A further criticism so often levied at the brickwork sector is slow construction. Certainly in-situ brickwork involves a more labour-intensive site force compared to, say, panellised cladding. The brick industry has addressed these criticisms with new products, such as a brick cladding system incorporating hanging rails and pre-engineered brick slips. This and similar systems give the appearance of traditional brick construction with the on-site speed of panellised cladding systems.

While the perpetual shortage of suitable bricklayers continues to be a problem that goes hand-in-hand with the word "brickwork", it may not be as bad as many think. A recent report by Geoff Irvine, managing director of brickwork contractor Irvine Whitlock, addresses the problem, suggesting that "the real truth is far from what pessimists would have us believe". He highlights the fact that competent bricklayers are still available, providing they are given suitable remuneration, safe access to the works, and are treated as an integral part of the process.

One national brickwork contractor asks: "Why is there always an increase in brickwork schemes throughout the summer, when most bricklayers are on holiday?" A fair point given that, due to seasonal fluctuations in availability of bricklayers, wage rates have increased in the short term by between 25 and 30% depending upon region, with some bricklayers in the South-east currently being paid as much as £350 per thousand bricks.

One of the biggest concerns of brick producers has been the recently-introduced climate change levy, which came into effect in April this year. Imposed to help the government meet its Kyoto protocol targets for reductions in greenhouse gas emissions, the levy places a new tax on energy users. Brick manufacturers, however, are deemed to be energy-intensive customers and have negotiated an 80% rebate on the levy by signing up to future energy-saving and emission-reducing targets. This has nevertheless resulted in a price increase of £1 per thousand bricks manufactured. Of more significance to brick manufacturing costs is the overall increase in fuel costs, which is reported to have added a further £10 per thousand bricks made.

Given the press coverage of the climate change levy, it is perhaps surprising that brick contractors themselves seem unconcerned regarding the tax. The managing director of one major brickwork contractor we spoke to was even unaware of its existence.

Data courtesy of the Construction Products Association

Tender prices
According to the Office of National Statistics, the cost index for brickwork has increased 15.5% between 1995 and 2000. The Gardiner & Theobald Tender Price Indicator shows an increase in brickwork tender prices of just 14.4% over the same period.

Our survey of contractors suggests that brickwork tender prices are expected to rise by a further 13% over the next three years.

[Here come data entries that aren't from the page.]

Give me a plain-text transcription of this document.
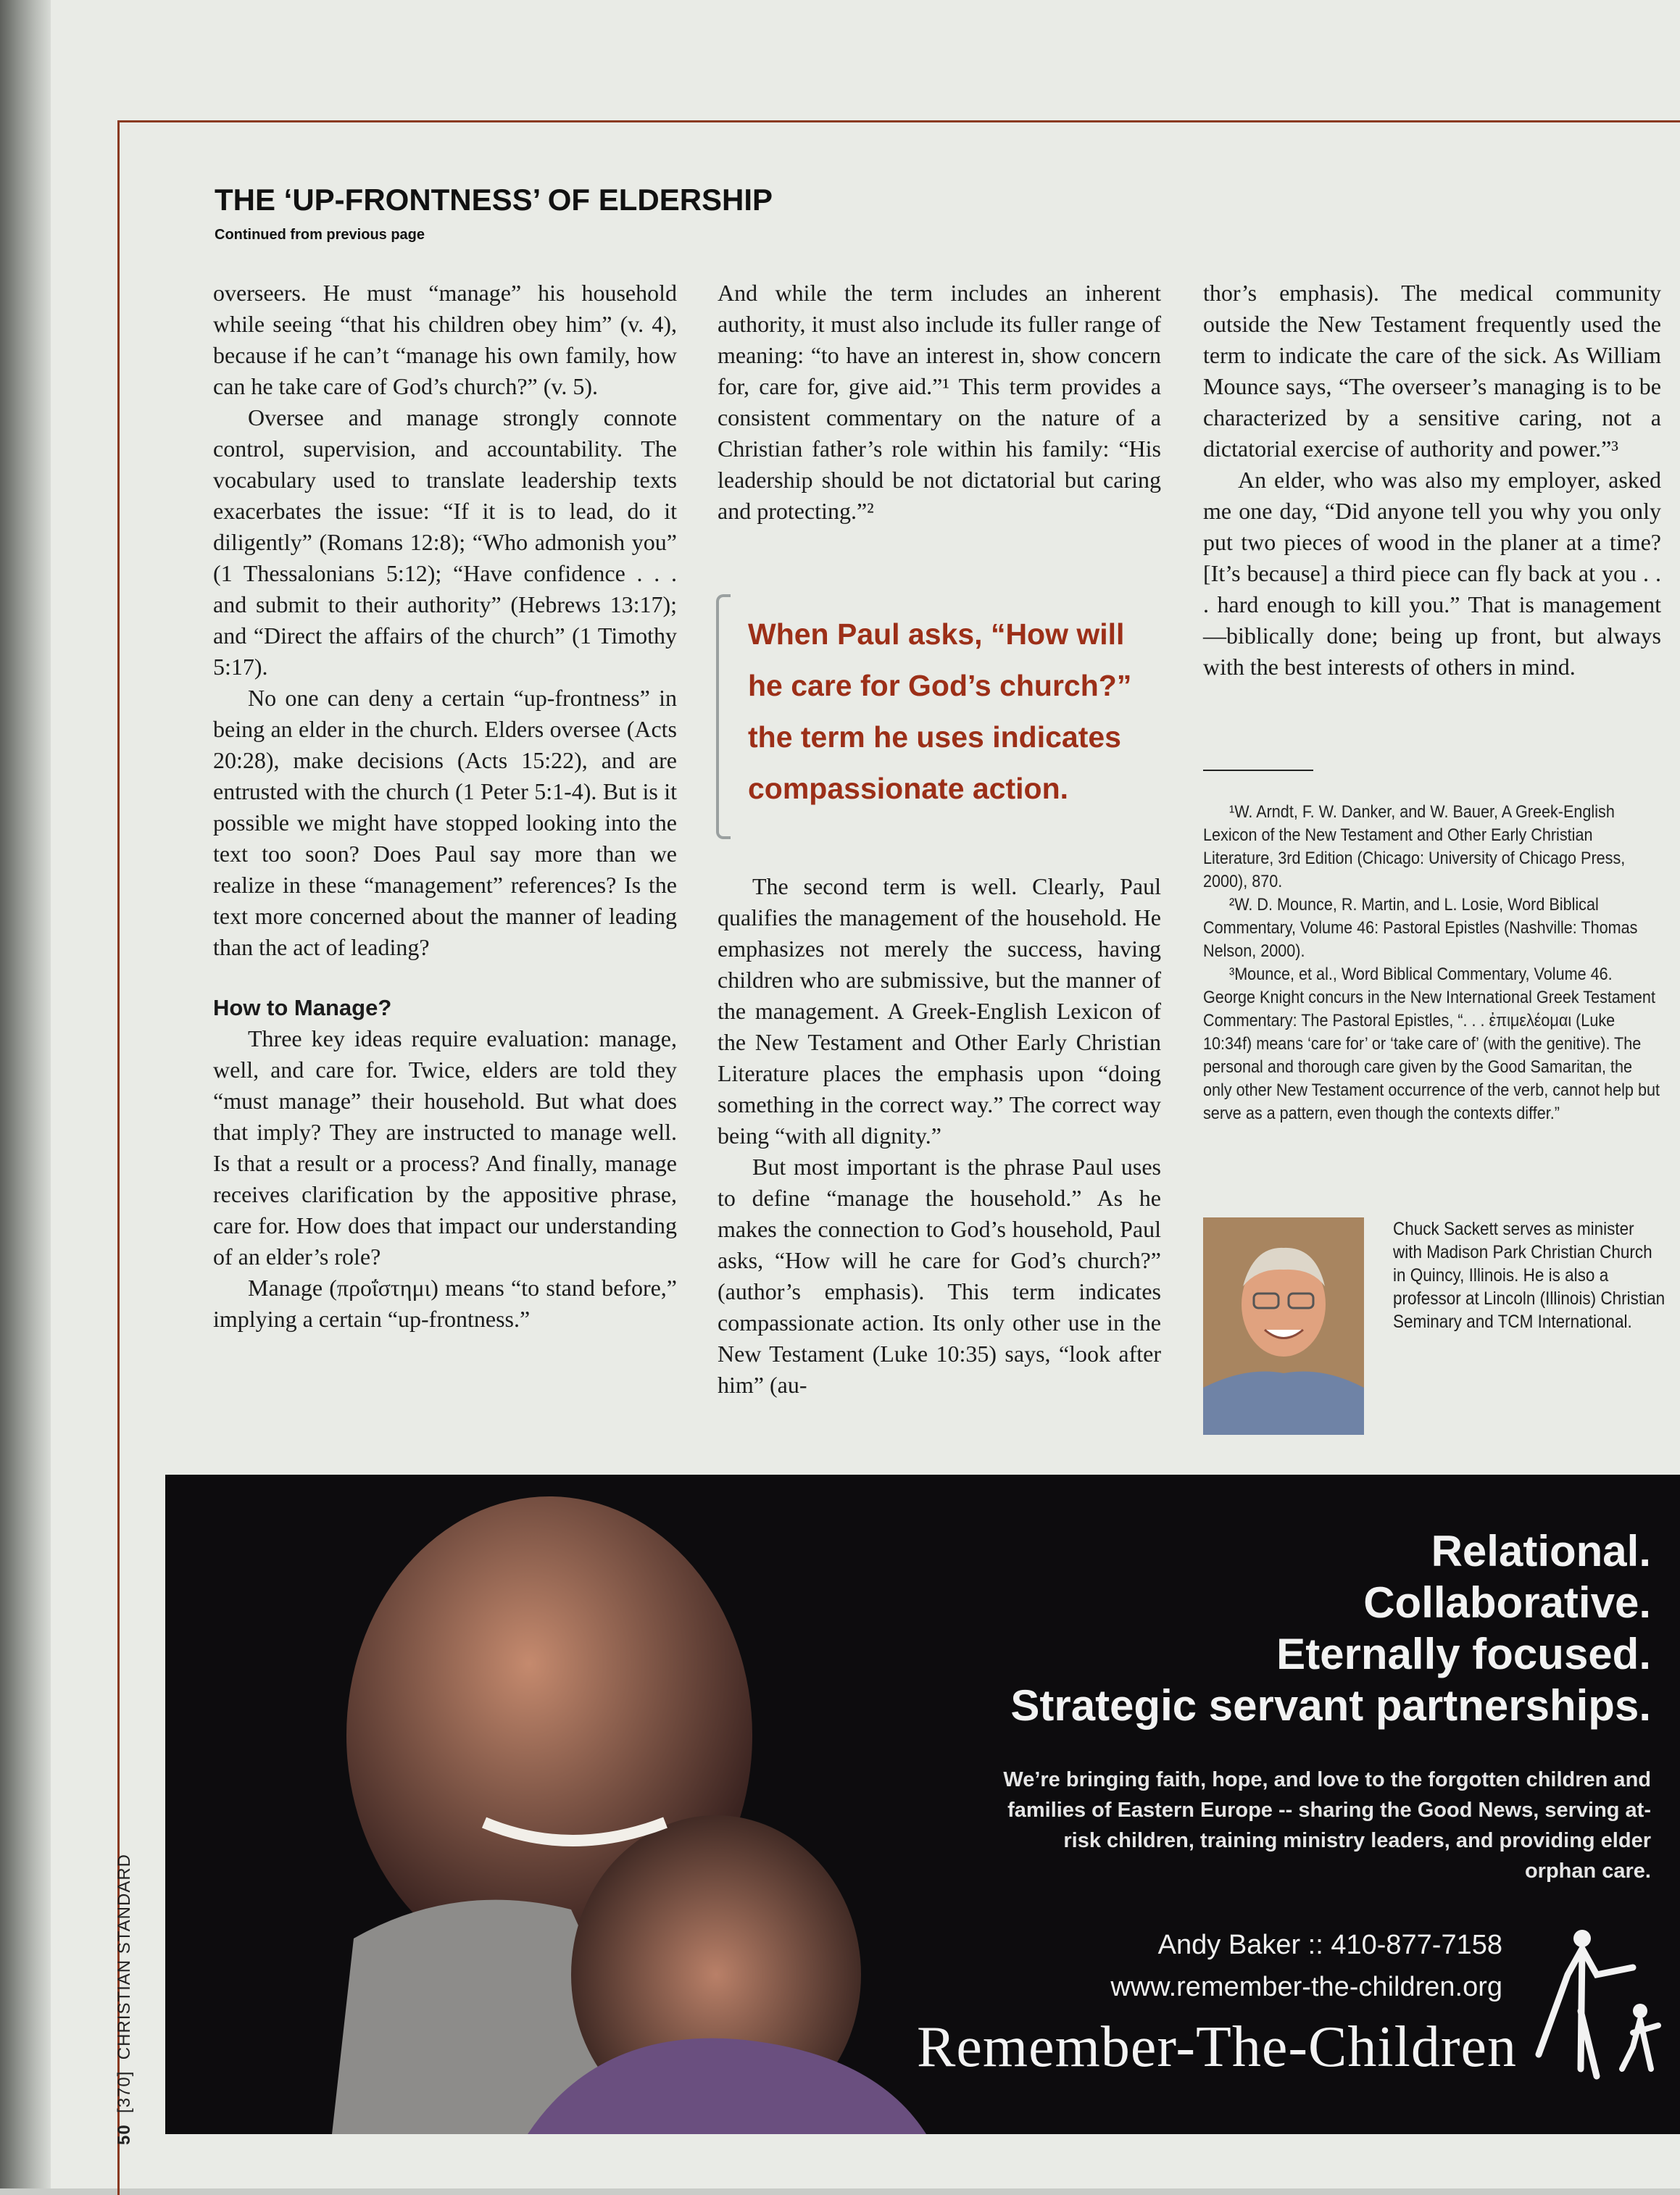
50  [370]  CHRISTIAN STANDARD
THE ‘UP-FRONTNESS’ OF ELDERSHIP
Continued from previous page

overseers. He must “manage” his household while seeing “that his children obey him” (v. 4), because if he can’t “manage his own family, how can he take care of God’s church?” (v. 5).

Oversee and manage strongly connote control, supervision, and accountability. The vocabulary used to translate leadership texts exacerbates the issue: “If it is to lead, do it diligently” (Romans 12:8); “Who admonish you” (1 Thessalonians 5:12); “Have confidence . . . and submit to their authority” (Hebrews 13:17); and “Direct the affairs of the church” (1 Timothy 5:17).

No one can deny a certain “up-frontness” in being an elder in the church. Elders oversee (Acts 20:28), make decisions (Acts 15:22), and are entrusted with the church (1 Peter 5:1-4). But is it possible we might have stopped looking into the text too soon? Does Paul say more than we realize in these “management” references? Is the text more concerned about the manner of leading than the act of leading?

How to Manage?

Three key ideas require evaluation: manage, well, and care for. Twice, elders are told they “must manage” their household. But what does that imply? They are instructed to manage well. Is that a result or a process? And finally, manage receives clarification by the appositive phrase, care for. How does that impact our understanding of an elder’s role?

Manage (προΐστημι) means “to stand before,” implying a certain “up-frontness.”

And while the term includes an inherent authority, it must also include its fuller range of meaning: “to have an interest in, show concern for, care for, give aid.”¹ This term provides a consistent commentary on the nature of a Christian father’s role within his family: “His leadership should be not dictatorial but caring and protecting.”²

When Paul asks, “How will he care for God’s church?” the term he uses indicates compassionate action.

The second term is well. Clearly, Paul qualifies the management of the household. He emphasizes not merely the success, having children who are submissive, but the manner of the management. A Greek-English Lexicon of the New Testament and Other Early Christian Literature places the emphasis upon “doing something in the correct way.” The correct way being “with all dignity.”

But most important is the phrase Paul uses to define “manage the household.” As he makes the connection to God’s household, Paul asks, “How will he care for God’s church?” (author’s emphasis). This term indicates compassionate action. Its only other use in the New Testament (Luke 10:35) says, “look after him” (au-

thor’s emphasis). The medical community outside the New Testament frequently used the term to indicate the care of the sick. As William Mounce says, “The overseer’s managing is to be characterized by a sensitive caring, not a dictatorial exercise of authority and power.”³

An elder, who was also my employer, asked me one day, “Did anyone tell you why you only put two pieces of wood in the planer at a time? [It’s because] a third piece can fly back at you . . . hard enough to kill you.” That is management—biblically done; being up front, but always with the best interests of others in mind.

¹W. Arndt, F. W. Danker, and W. Bauer, A Greek-English Lexicon of the New Testament and Other Early Christian Literature, 3rd Edition (Chicago: University of Chicago Press, 2000), 870.

²W. D. Mounce, R. Martin, and L. Losie, Word Biblical Commentary, Volume 46: Pastoral Epistles (Nashville: Thomas Nelson, 2000).

³Mounce, et al., Word Biblical Commentary, Volume 46. George Knight concurs in the New International Greek Testament Commentary: The Pastoral Epistles, “. . . ἐπιμελέομαι (Luke 10:34f) means ‘care for’ or ‘take care of’ (with the genitive). The personal and thorough care given by the Good Samaritan, the only other New Testament occurrence of the verb, cannot help but serve as a pattern, even though the contexts differ.”

Chuck Sackett serves as minister with Madison Park Christian Church in Quincy, Illinois. He is also a professor at Lincoln (Illinois) Christian Seminary and TCM International.
Relational.
Collaborative.
Eternally focused.
Strategic servant partnerships.
We’re bringing faith, hope, and love to the forgotten children and families of Eastern Europe -- sharing the Good News, serving at-risk children, training ministry leaders, and providing elder orphan care.
Andy Baker :: 410-877-7158
www.remember-the-children.org
Remember-The-Children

Brick manufacturers are warning of price increases of 15% or more over the next year, simply to cover increased costs, including the fuel and tax increases mentioned above. One brick contractor expressed some scepticism, suggesting: "They may talk about increases of 15%, but making the increases stick is more difficult, the housebuilders will simply not accept these rises."

Whether this view is borne out, only time will tell, but brick producers have not been able to cover their own cost increases over the past two years, and it seems unlikely that they will be able to go on absorbing increases forever. Building recently reported (20 July, page 17) of one brick company that will close in September because of its inability to pass on cost rises to housebuilders. It further speculated that Hanson, who manufacture a third of UK bricks, might sell its production business.